One of the best parts about working before the store opens is that we have so much time to hang out and get to know one another. I will never be able to express how blessed I feel to have been able to get to know each and every one of you. Thank you for sharing with me the basics about your lives, like where you’re going to school or what you’re majoring in. Thank you so much for going deeper than that though and for sharing your hearts. It has been amazing to be able to walk the journey of this last year with so many of you, through the ups and the downs.

Thank you for the support you gave me when my Grandma passed away. Thank you for being the smiling faces that motivated me to get out of bed in the morning when I didn’t want to do anything. Thank you for not just sharing your lives with me but for loving me, even if we didn’t use those words. Thank you for putting up with my shenanigans, especially when I would scream about the sunrise or yell at you to keep moving. Thank you also for putting up with me when I was less than encouraging or positive and for talking me down from having a break down more often than I’d like to admit.

Thank you for becoming more than coworkers. Thank you for being my friends. I will never be able to express how much it has meant to work with you all every day. Just this first day of being home while all of you were at the store reminded me just how much this transition is going to be hard. But it’s time for me to move on, good things have to end so better can come. And I know all of you have amazing things in store for you! I love you and will be praying for you as I continue my journey.

Love and blessings,

Erin AKA Grandma

To my CRHP sisters

As I’m starting to say my goodbyes I wanted to write a letter to some ladies who’ve had a significant impact on my life in the last couple years.

Dearest Sisters,

It has been an amazing journey. We started out as mere strangers all signing up for a weekend retreat, some of our own will and others because we were coerced or convinced. Some of us entered the weekend totally open while others were totally closed off. By the end of the weekend we were changed. We had encountered something and someone worth going deeper into. We spent a year together sharing and getting to know more about each other and our faith. We found Jesus and His church through this community. We became sisters. And then we shared our encounter, the love that Jesus has for each of us, with a new group of women. We didn’t stop there, though. We continued to journey on together, to pray for one another, to laugh, and to grow. It has truly been an amazing journey.

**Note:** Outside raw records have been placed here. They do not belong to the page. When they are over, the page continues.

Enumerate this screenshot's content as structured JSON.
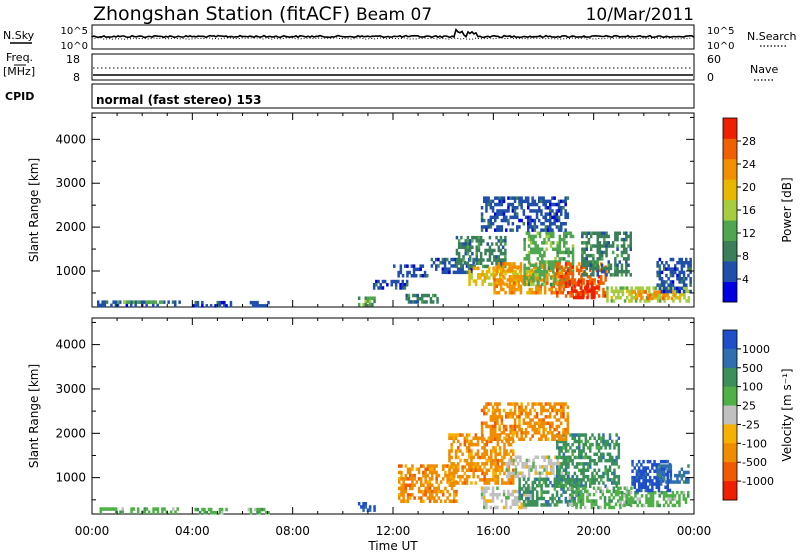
{
  "header": {
    "title": "Zhongshan Station (fitACF)",
    "beam": "Beam 07",
    "date": "10/Mar/2011"
  },
  "strip_nsky": {
    "left_label": "N.Sky",
    "left_ticks": [
      "10^5",
      "10^0"
    ],
    "right_ticks": [
      "10^5",
      "10^0"
    ],
    "right_label": "N.Search"
  },
  "strip_freq": {
    "left_label_1": "Freq.",
    "left_label_2": "[MHz]",
    "left_ticks": [
      "18",
      "8"
    ],
    "right_ticks": [
      "60",
      "0"
    ],
    "right_label": "Nave"
  },
  "strip_cpid": {
    "label": "CPID",
    "text": "normal (fast stereo) 153"
  },
  "chart_data": [
    {
      "type": "heatmap",
      "name": "power",
      "ylabel": "Slant Range [km]",
      "x_ticks": [
        "00:00",
        "04:00",
        "08:00",
        "12:00",
        "16:00",
        "20:00",
        "00:00"
      ],
      "y_ticks": [
        "1000",
        "2000",
        "3000",
        "4000"
      ],
      "xlim_hours": [
        0,
        24
      ],
      "ylim_km": [
        180,
        4600
      ],
      "colorbar": {
        "label": "Power [dB]",
        "ticks": [
          "4",
          "8",
          "12",
          "16",
          "20",
          "24",
          "28"
        ],
        "range": [
          0,
          32
        ],
        "colors": [
          "#0000e0",
          "#1f4fa8",
          "#3a7f5a",
          "#4fa64f",
          "#a6cc3f",
          "#e8b800",
          "#f29000",
          "#f06000",
          "#ee2000"
        ]
      },
      "regions": [
        {
          "t0": 0.2,
          "t1": 3.5,
          "r0": 230,
          "r1": 330,
          "c": 1
        },
        {
          "t0": 1.0,
          "t1": 2.8,
          "r0": 280,
          "r1": 330,
          "c": 3
        },
        {
          "t0": 4.0,
          "t1": 5.5,
          "r0": 230,
          "r1": 320,
          "c": 1
        },
        {
          "t0": 6.2,
          "t1": 7.0,
          "r0": 230,
          "r1": 320,
          "c": 1
        },
        {
          "t0": 10.6,
          "t1": 11.3,
          "r0": 240,
          "r1": 420,
          "c": 3
        },
        {
          "t0": 11.2,
          "t1": 12.6,
          "r0": 600,
          "r1": 800,
          "c": 1
        },
        {
          "t0": 12.0,
          "t1": 13.4,
          "r0": 900,
          "r1": 1150,
          "c": 1
        },
        {
          "t0": 13.5,
          "t1": 15.2,
          "r0": 950,
          "r1": 1300,
          "c": 1
        },
        {
          "t0": 14.5,
          "t1": 16.5,
          "r0": 1100,
          "r1": 1800,
          "c": 2
        },
        {
          "t0": 15.0,
          "t1": 17.8,
          "r0": 700,
          "r1": 1100,
          "c": 5
        },
        {
          "t0": 16.0,
          "t1": 18.8,
          "r0": 500,
          "r1": 1200,
          "c": 6
        },
        {
          "t0": 17.2,
          "t1": 19.2,
          "r0": 700,
          "r1": 1900,
          "c": 3
        },
        {
          "t0": 18.5,
          "t1": 20.5,
          "r0": 450,
          "r1": 1200,
          "c": 7
        },
        {
          "t0": 19.0,
          "t1": 20.2,
          "r0": 400,
          "r1": 800,
          "c": 8
        },
        {
          "t0": 19.5,
          "t1": 21.5,
          "r0": 900,
          "r1": 1900,
          "c": 2
        },
        {
          "t0": 20.5,
          "t1": 23.8,
          "r0": 330,
          "r1": 650,
          "c": 4
        },
        {
          "t0": 21.5,
          "t1": 23.2,
          "r0": 380,
          "r1": 560,
          "c": 6
        },
        {
          "t0": 22.5,
          "t1": 23.9,
          "r0": 500,
          "r1": 1300,
          "c": 1
        },
        {
          "t0": 15.5,
          "t1": 19.0,
          "r0": 1900,
          "r1": 2700,
          "c": 1
        },
        {
          "t0": 12.5,
          "t1": 13.8,
          "r0": 280,
          "r1": 480,
          "c": 2
        }
      ]
    },
    {
      "type": "heatmap",
      "name": "velocity",
      "ylabel": "Slant Range [km]",
      "x_ticks": [
        "00:00",
        "04:00",
        "08:00",
        "12:00",
        "16:00",
        "20:00",
        "00:00"
      ],
      "y_ticks": [
        "1000",
        "2000",
        "3000",
        "4000"
      ],
      "xlim_hours": [
        0,
        24
      ],
      "ylim_km": [
        180,
        4600
      ],
      "xlabel": "Time UT",
      "colorbar": {
        "label": "Velocity [m s⁻¹]",
        "ticks": [
          "1000",
          "500",
          "100",
          "25",
          "-25",
          "-100",
          "-500",
          "-1000"
        ],
        "colors": [
          "#1f4fc8",
          "#2f6fb0",
          "#3a8f5a",
          "#4fb048",
          "#c0c0c0",
          "#f5b000",
          "#f08c00",
          "#f05a00",
          "#ee2000"
        ]
      },
      "regions": [
        {
          "t0": 0.3,
          "t1": 3.5,
          "r0": 230,
          "r1": 330,
          "c": 3
        },
        {
          "t0": 4.0,
          "t1": 5.5,
          "r0": 230,
          "r1": 320,
          "c": 3
        },
        {
          "t0": 6.2,
          "t1": 7.0,
          "r0": 230,
          "r1": 320,
          "c": 3
        },
        {
          "t0": 10.6,
          "t1": 11.3,
          "r0": 240,
          "r1": 450,
          "c": 0
        },
        {
          "t0": 12.2,
          "t1": 14.5,
          "r0": 500,
          "r1": 1300,
          "c": 6
        },
        {
          "t0": 14.2,
          "t1": 16.8,
          "r0": 900,
          "r1": 2000,
          "c": 6
        },
        {
          "t0": 15.5,
          "t1": 17.5,
          "r0": 300,
          "r1": 800,
          "c": 4
        },
        {
          "t0": 16.5,
          "t1": 19.0,
          "r0": 1000,
          "r1": 1500,
          "c": 4
        },
        {
          "t0": 17.0,
          "t1": 19.5,
          "r0": 400,
          "r1": 1000,
          "c": 2
        },
        {
          "t0": 18.5,
          "t1": 21.0,
          "r0": 800,
          "r1": 2000,
          "c": 2
        },
        {
          "t0": 19.0,
          "t1": 21.5,
          "r0": 350,
          "r1": 800,
          "c": 3
        },
        {
          "t0": 21.0,
          "t1": 23.8,
          "r0": 350,
          "r1": 700,
          "c": 3
        },
        {
          "t0": 21.5,
          "t1": 23.0,
          "r0": 700,
          "r1": 1400,
          "c": 0
        },
        {
          "t0": 22.5,
          "t1": 23.8,
          "r0": 900,
          "r1": 1300,
          "c": 1
        },
        {
          "t0": 15.5,
          "t1": 19.0,
          "r0": 1900,
          "r1": 2700,
          "c": 6
        }
      ]
    }
  ]
}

I have had my own ups and downs throughout the last two years of knowing all of you. No matter what though, you all were there, praying for me, and offering any type of support that I needed. I am incredibly blessed to have all of you in my life.

Thank you. Thank you for being yourselves, for being vulnerable, and for sharing your lives and struggles. Thank you for showing me what it really looks like to be a woman after the heart of the Lord, as mothers and wives in all different circumstances of life. Thank you for being my surrogate Grandmothers, Mothers, and sisters. Thank you for loving me unconditionally, through all the waves of this CRHP journey and the waves of life.

As I move on to the next stage of my life, I am so grateful to have known all of you and to have you praying for me and continuing to support me, if only from a distance. Know that you and your intentions will always be in my prayers. Meet you in the Eucharist.